For Calpine, going private means no more pesky stock analysts
Houston power company Calpine gave up its its stock symbol on the New York Stock Exchange for a new life as a private company about one year ago.
Calpine struggled with lackluster earnings, slumping stock prices and the changing economics of electricity markets. So in came a group of investors led by the New Jersey private equity firm Energy Capital Partners. They acquired the company in March in a deal valued at nearly $17 billion, including the assumption of Calpine’s debt.
A key rationale behind the deal was to free Calpine from the pressures of Wall Street and allow it to make the long-term investments and pursue strategies to help it compete in markets in which renewables, such as wind and solar, are playing a growing and increasingly important role.
Calpine is the nation’s largest generator of electricity from natural gas, a flexible source of power that can react quickly to changes in demand and fill in the gaps when winds don’t blow and the sun doesn’t shine. But like other merchant power companies, it has battled low electricity prices and increasing competition from renewable energy. Not long before Calpine found its buyer, NRG Energy of Houston and Princeton, N.J., launched an effort to sell off some $4 billion in assets. Another Houston power company, Dynegy, was acquired last year by Vistra Energy of Irving.
Calpine CEO Thad Hill, who has led the company since 2014, recently spoke to Texas Inc. about how his life has changed since Calpine went private.
Q: Why did you go private in the first place?
A: We felt the public markets was not fairly evaluating the company. We felt good about our business and how we were operating, but there were reports of a struggling industry. The share price was a lot less than it should have been. We found a group of investors who valued it much higher and paid a premium for the public shares.
Q: How is it different to be a private company?
A: Having been on both sides, it’s pretty interesting. Some things I anticipated, other things I didn’t.
First and foremost, it’s great there’s not the quarterly pressure anymore. I think we always made the right long-term decisions. But we were criticized how they would be interpreted by investment companies and analysts. Now we have a bit of freedom to take the long view rather than worrying what the 16 or 17 analysts would say about you.
Secondly, you spend a lot of time on being public, whether it’s getting ready for earnings calls, traveling to investor conventions and talking to investors. Now, that time has came back to add value to the business.
Third, the board can make decisions and then execute them. In the old days you would have to explain it to the shareholders and sell-side analysts and investors who might not agree.

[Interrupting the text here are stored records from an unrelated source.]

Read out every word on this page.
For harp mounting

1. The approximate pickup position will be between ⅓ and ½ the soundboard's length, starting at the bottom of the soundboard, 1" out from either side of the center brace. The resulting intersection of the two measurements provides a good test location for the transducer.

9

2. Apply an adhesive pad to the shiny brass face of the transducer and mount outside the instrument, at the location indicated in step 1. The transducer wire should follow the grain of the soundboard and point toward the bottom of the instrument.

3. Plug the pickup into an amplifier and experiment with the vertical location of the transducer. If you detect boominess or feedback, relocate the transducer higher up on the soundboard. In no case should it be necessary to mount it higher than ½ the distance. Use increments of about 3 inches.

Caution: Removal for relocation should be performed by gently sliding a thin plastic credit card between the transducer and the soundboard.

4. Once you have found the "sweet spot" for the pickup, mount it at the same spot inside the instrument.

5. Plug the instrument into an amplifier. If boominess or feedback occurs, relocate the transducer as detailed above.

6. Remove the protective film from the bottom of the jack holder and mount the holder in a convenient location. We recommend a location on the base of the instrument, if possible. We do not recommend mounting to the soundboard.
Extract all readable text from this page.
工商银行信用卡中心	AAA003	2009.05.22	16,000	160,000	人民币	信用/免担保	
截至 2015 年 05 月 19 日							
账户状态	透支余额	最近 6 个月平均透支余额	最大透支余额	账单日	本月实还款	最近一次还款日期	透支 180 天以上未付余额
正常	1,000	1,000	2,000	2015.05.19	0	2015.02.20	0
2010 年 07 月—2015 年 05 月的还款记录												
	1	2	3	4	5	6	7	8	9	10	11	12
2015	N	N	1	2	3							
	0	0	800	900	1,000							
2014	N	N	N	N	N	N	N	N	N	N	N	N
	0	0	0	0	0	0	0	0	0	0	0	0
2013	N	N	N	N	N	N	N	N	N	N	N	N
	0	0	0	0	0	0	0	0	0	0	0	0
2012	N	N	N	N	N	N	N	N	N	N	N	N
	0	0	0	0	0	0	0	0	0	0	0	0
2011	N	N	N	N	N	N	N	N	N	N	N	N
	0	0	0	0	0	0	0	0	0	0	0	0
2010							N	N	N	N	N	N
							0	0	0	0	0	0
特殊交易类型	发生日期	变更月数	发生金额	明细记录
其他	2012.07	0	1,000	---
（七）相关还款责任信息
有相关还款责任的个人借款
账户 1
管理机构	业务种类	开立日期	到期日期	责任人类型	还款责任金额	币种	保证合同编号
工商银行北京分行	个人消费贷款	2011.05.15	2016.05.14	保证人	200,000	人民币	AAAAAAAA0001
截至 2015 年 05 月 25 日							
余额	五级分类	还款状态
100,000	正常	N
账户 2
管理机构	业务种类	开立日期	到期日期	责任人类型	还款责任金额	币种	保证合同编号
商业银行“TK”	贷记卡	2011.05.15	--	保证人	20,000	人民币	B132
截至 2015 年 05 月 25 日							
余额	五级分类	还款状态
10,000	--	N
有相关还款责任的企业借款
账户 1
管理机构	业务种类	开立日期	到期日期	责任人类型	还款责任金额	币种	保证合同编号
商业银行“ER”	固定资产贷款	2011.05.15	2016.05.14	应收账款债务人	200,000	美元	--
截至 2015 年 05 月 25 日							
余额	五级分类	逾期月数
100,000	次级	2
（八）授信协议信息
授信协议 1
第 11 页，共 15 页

Q: How long did it take to prepare for all the meetings with investors and analysts?
A: It takes several days a month. I don’t want to characterize this as good versus bad. It’s just different.
Q: What are you doing with all that free time?
A: The joke is that I get to help my team do their jobs a lot more. I get to focus on our business more.
Q: With less public scrutiny, are you concerned Calpine will fade from view?
A: No. We haven’t diminished our role in the community. Participating in the Houston Marathon and the MS 150 for multiple sclerosis is important to who we are. It has nothing to do with our brand strategy.
We’re not trading on the New York Stock Exchange anymore. I’m not sure whether our customers or the public cares whether we’re private or public.
Q: Are you less reserved in what you say publicly about Calpine now that you’re a private company?
A: Being a private company, you really don’t have to say anything. We get to go about our business.